Da ich zum jetzigen Zeitpunkt recht wenige Shiro-Utsuri gekauft habe, lagen meine Hoffnungen auf Shinoda. Doch hier wurde ich enttäuscht – seine Nisai waren zwar recht günstig, hatten aber nicht die gewünschte Qualität. Seine Sansai hingegen waren zwar qualitativ gut, aber meiner Ansicht nach viel zu teuer. Da der Tag so schön begonnen hatte und uns die Sonne immer noch wärmte, ließen wir uns nicht unterkriegen und sind nach einem kleinen Mittagssnack direkt weiter zum nächsten bekannten Züchter gefahren.

Da wir unangemeldet bei Conias aufschlugen, mussten wir ein wenig Geduld mitbringen. Er war gerade mit einer 10-köpfigen Gruppe Chinesen beschäftigt, die bei ihm ca. 35 Sansai mit durchschnittlich 55 cm Länge gekauft haben.
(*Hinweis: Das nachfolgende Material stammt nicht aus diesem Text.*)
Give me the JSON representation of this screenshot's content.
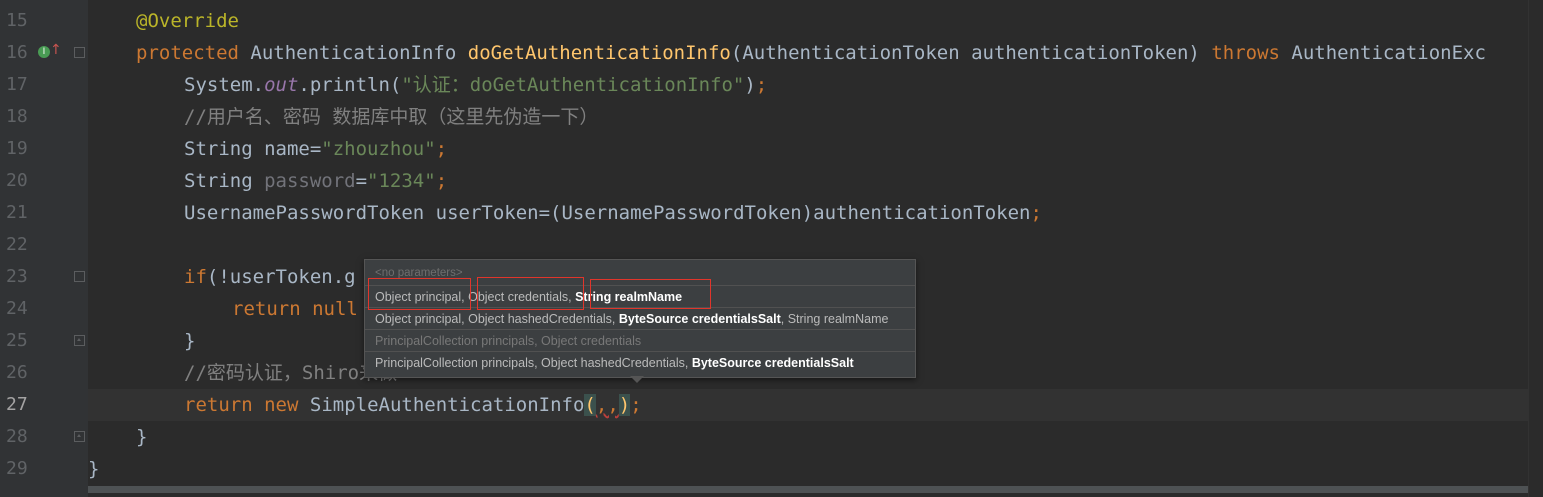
{
  "editor": {
    "language": "java",
    "current_line": "27",
    "lines": [
      {
        "num": "15"
      },
      {
        "num": "16"
      },
      {
        "num": "17"
      },
      {
        "num": "18"
      },
      {
        "num": "19"
      },
      {
        "num": "20"
      },
      {
        "num": "21"
      },
      {
        "num": "22"
      },
      {
        "num": "23"
      },
      {
        "num": "24"
      },
      {
        "num": "25"
      },
      {
        "num": "26"
      },
      {
        "num": "27"
      },
      {
        "num": "28"
      },
      {
        "num": "29"
      }
    ],
    "tokens": {
      "l15_annotation": "@Override",
      "l16_protected": "protected",
      "l16_type": "AuthenticationInfo",
      "l16_method": "doGetAuthenticationInfo",
      "l16_params": "(AuthenticationToken authenticationToken)",
      "l16_throws": "throws",
      "l16_exception": "AuthenticationExc",
      "l17_system": "System.",
      "l17_out": "out",
      "l17_println": ".println(",
      "l17_string": "\"认证：doGetAuthenticationInfo\"",
      "l17_end": ")",
      "l18_comment": "//用户名、密码 数据库中取（这里先伪造一下）",
      "l19_type": "String name=",
      "l19_string": "\"zhouzhou\"",
      "l20_type": "String ",
      "l20_var": "password",
      "l20_eq": "=",
      "l20_string": "\"1234\"",
      "l21_code": "UsernamePasswordToken userToken=(UsernamePasswordToken)authenticationToken",
      "l23_if": "if",
      "l23_code": "(!userToken.g",
      "l24_return": "return",
      "l24_null": "null",
      "l25_brace": "}",
      "l26_comment": "//密码认证，Shiro来做",
      "l27_return": "return",
      "l27_new": "new",
      "l27_class": "SimpleAuthenticationInfo",
      "l27_open": "(",
      "l27_commas": ",,",
      "l27_close": ")",
      "l28_brace": "}",
      "l29_brace": "}",
      "semicolon": ";"
    }
  },
  "gutter_icons": {
    "override": "override-implementing-icon",
    "override_glyph": "I",
    "arrow": "up-arrow-icon",
    "arrow_glyph": "↑"
  },
  "parameter_info_popup": {
    "header": "<no parameters>",
    "rows": [
      {
        "normal_a": "Object principal, Object credentials, ",
        "bold": "String realmName",
        "normal_b": ""
      },
      {
        "normal_a": "Object principal, Object hashedCredentials, ",
        "bold": "ByteSource credentialsSalt",
        "normal_b": ", String realmName"
      },
      {
        "normal_a": "PrincipalCollection principals, Object credentials",
        "bold": "",
        "normal_b": ""
      },
      {
        "normal_a": "PrincipalCollection principals, Object hashedCredentials, ",
        "bold": "ByteSource credentialsSalt",
        "normal_b": ""
      }
    ]
  },
  "colors": {
    "background": "#2b2b2b",
    "keyword": "#cc7832",
    "string": "#6a8759",
    "method": "#ffc66d",
    "comment": "#808080",
    "annotation": "#bbb529",
    "highlight_box": "#e0352b"
  }
}
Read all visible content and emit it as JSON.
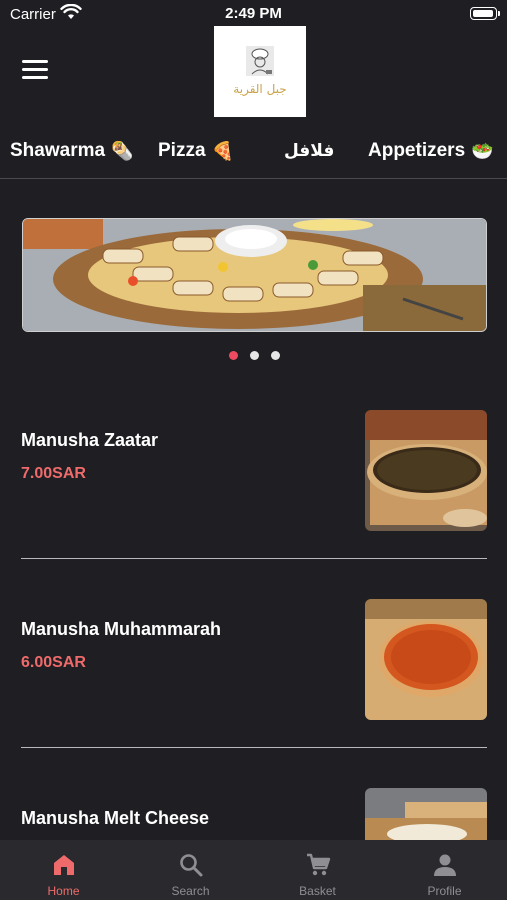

So hatten wir genug Zeit seine Koi genau anzuschauen, sodass wir mit dem eigentlichen Picking dann sehr schnell fertig waren. Und wenn Sie sich die Fische anschauen werden Sie auch verstehen, warum Conias-San weltweit so bekannt ist.

Koi vom Züchter Conias

Auf dem Heimweg Richtung Hotel wollten wir dann nochmal einen Stopp bei Yokiyoshi Hirasawa machen, um die noch fehlenden Koi für den Schauteich in Hoppegarten zu selektieren. Als wir ankamen haben wir nach einer kleinen Kaffeepause auch direkt seine Sansai begutachtet und exakt das gefunden, was wir suchten: Zwei Utusri, einen Bekko, einen Shusui und einen Kujako. Auch diese Koi sind ihm herausragend gut gelungen und werden Ihnen und auch uns in Hoppegarten sehr viel Freude bereiten.

Koi vom Züchter Hirasawa

Nach einem sehr erfolgreichen und schönen, aber gleichzeitig auch anstrengenden Tag, geht es jetzt zurück ins Hotel. Morgen früh haben wir um 8 Uhr einen Termin bei Yokiyoshis Vater, auf den ich mich schon sehr freue. Außerdem wollen wir morgen auch noch unbedingt zu Marudo, Dainichi, und Yamazaki.

Deshalb heißt es jetzt für mich Duschen, Essen und früh schlafen gehen.